The leader of the Federal Reserve Bank of Chicago, Austan Goolsbee, explained: “Central banks should be held accountable for their actions. And they are. The evidence of what happened during the COVID times, in my view, [is that] there’s a lot of public accountability on the central banks—not just in the United States but everywhere—and that’s totally fine.
“That’s a completely different issue than: ‘Do elections drive monetary policy decisions?’”
Likewise Boston Fed President Susan Collins highlighted the fundamental target of her work is to improve the lives of American households. She told Fortune: “It’s important for people to understand the role of the FOMC or monetary policy at the Federal Reserve because of the importance of price stability and maximum employment for people’s everyday lives.
“It impacts individuals and their families and the communities that they live in. It impacts micro firms [and] individual entrepreneurs all the way up to our global multinational corporations. In order to have an environment that sustains rising living standards for our citizens, sustaining a low stable inflation and an environment with maximum employment really matters for all of us.
“That is what the FOMC is charged by Congress to do. That’s our job.”
Indeed Powell said he and his FOMC peers would be seeking “new ideas and critical feedback” from the public this year especially, as the group holds its five-year review of its monetary policy strategy.

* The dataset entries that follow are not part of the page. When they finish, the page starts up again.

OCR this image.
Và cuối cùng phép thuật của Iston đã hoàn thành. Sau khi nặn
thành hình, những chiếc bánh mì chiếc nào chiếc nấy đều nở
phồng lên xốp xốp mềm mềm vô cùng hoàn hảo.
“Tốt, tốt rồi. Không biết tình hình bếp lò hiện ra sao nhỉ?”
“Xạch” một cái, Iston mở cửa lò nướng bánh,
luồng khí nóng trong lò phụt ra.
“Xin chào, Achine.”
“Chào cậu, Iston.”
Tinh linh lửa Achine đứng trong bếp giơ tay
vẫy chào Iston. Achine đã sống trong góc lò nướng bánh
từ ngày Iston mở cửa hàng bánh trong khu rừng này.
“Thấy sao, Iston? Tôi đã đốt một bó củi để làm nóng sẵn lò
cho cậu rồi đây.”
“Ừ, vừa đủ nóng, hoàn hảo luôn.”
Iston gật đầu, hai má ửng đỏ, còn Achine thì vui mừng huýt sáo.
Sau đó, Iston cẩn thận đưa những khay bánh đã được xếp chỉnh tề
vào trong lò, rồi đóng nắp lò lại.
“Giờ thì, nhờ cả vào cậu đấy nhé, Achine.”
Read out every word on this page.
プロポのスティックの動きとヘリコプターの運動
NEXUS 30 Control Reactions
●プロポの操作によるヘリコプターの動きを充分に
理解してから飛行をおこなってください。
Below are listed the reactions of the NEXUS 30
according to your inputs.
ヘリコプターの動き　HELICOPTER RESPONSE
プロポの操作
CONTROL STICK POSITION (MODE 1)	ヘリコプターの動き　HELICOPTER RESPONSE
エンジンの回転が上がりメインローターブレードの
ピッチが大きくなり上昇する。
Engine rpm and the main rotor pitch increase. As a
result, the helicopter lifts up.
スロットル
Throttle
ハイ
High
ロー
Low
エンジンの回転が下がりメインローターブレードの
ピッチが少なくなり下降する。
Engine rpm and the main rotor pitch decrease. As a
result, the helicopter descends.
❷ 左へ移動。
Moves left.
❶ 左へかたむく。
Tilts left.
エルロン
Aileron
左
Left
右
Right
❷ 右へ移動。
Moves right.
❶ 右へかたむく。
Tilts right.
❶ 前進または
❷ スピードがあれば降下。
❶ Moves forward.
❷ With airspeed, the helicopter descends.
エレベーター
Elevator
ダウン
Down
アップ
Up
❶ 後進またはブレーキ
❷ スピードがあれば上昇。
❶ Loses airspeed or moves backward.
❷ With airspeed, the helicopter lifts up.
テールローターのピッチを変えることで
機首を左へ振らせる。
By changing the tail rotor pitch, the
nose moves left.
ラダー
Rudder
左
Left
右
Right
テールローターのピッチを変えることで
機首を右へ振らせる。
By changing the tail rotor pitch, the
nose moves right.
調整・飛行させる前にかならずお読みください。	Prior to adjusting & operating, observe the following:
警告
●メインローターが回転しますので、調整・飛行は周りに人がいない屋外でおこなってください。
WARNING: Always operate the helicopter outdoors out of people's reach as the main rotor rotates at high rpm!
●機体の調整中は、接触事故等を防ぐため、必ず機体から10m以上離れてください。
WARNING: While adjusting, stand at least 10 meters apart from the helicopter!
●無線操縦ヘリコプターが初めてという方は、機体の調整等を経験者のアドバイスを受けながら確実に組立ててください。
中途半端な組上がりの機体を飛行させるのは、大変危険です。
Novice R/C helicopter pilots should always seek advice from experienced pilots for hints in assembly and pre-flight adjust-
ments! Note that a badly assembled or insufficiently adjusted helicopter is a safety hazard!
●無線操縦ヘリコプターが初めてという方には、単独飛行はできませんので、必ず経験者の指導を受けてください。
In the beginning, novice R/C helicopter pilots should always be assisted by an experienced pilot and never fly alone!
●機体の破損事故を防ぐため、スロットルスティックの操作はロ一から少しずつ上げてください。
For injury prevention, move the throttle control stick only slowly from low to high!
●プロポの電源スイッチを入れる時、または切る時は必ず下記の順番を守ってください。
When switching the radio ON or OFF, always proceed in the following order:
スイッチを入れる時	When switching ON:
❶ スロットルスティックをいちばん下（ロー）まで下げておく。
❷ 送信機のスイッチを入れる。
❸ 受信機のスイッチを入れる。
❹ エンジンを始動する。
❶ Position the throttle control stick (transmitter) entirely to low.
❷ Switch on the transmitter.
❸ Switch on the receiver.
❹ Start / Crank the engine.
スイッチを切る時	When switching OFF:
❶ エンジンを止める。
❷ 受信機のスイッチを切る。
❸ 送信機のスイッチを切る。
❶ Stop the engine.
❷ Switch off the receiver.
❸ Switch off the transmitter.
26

“Our review will again include outreach and public events involving a wide range of parties, including Fed Listens events around the country and a research conference in May,” Powell said on Jan. 29 in his post–Fed meeting press conference.
Don’t spook the markets
Usually the Fed and the Treasury can expect to enjoy a fairly cozy relationship. Weekly breakfast meetings are the standard, Powell told the New York Times DealBook Summit last year—though whether the tradition will be adopted by new Treasury Secretary Scott Bessent remains to be seen.
And while the FOMC may deliberately ignore the behests of Wall Street, it also won’t want to upset the markets to the point of tipping them into a downward spiral—putting both jobs and prices at risk as a result.
Already analysts are hedging their bets on the tension between Trump and Powell. As UBS chief economist Paul Donovan said in an update on Jan. 30: “The idea of a March rate cut was called into question by the tone of the policy decision, and it’s not unreasonable to suppose that a March rate cut would be a higher probability if there were more certainty about the nature of the new administration’s policies.
“There might be a risk ... that over-criticism by Trump might tilt the Fed toward hawkishness in any future close-call decision, in order to prove the Fed’s independence is beyond reproach.”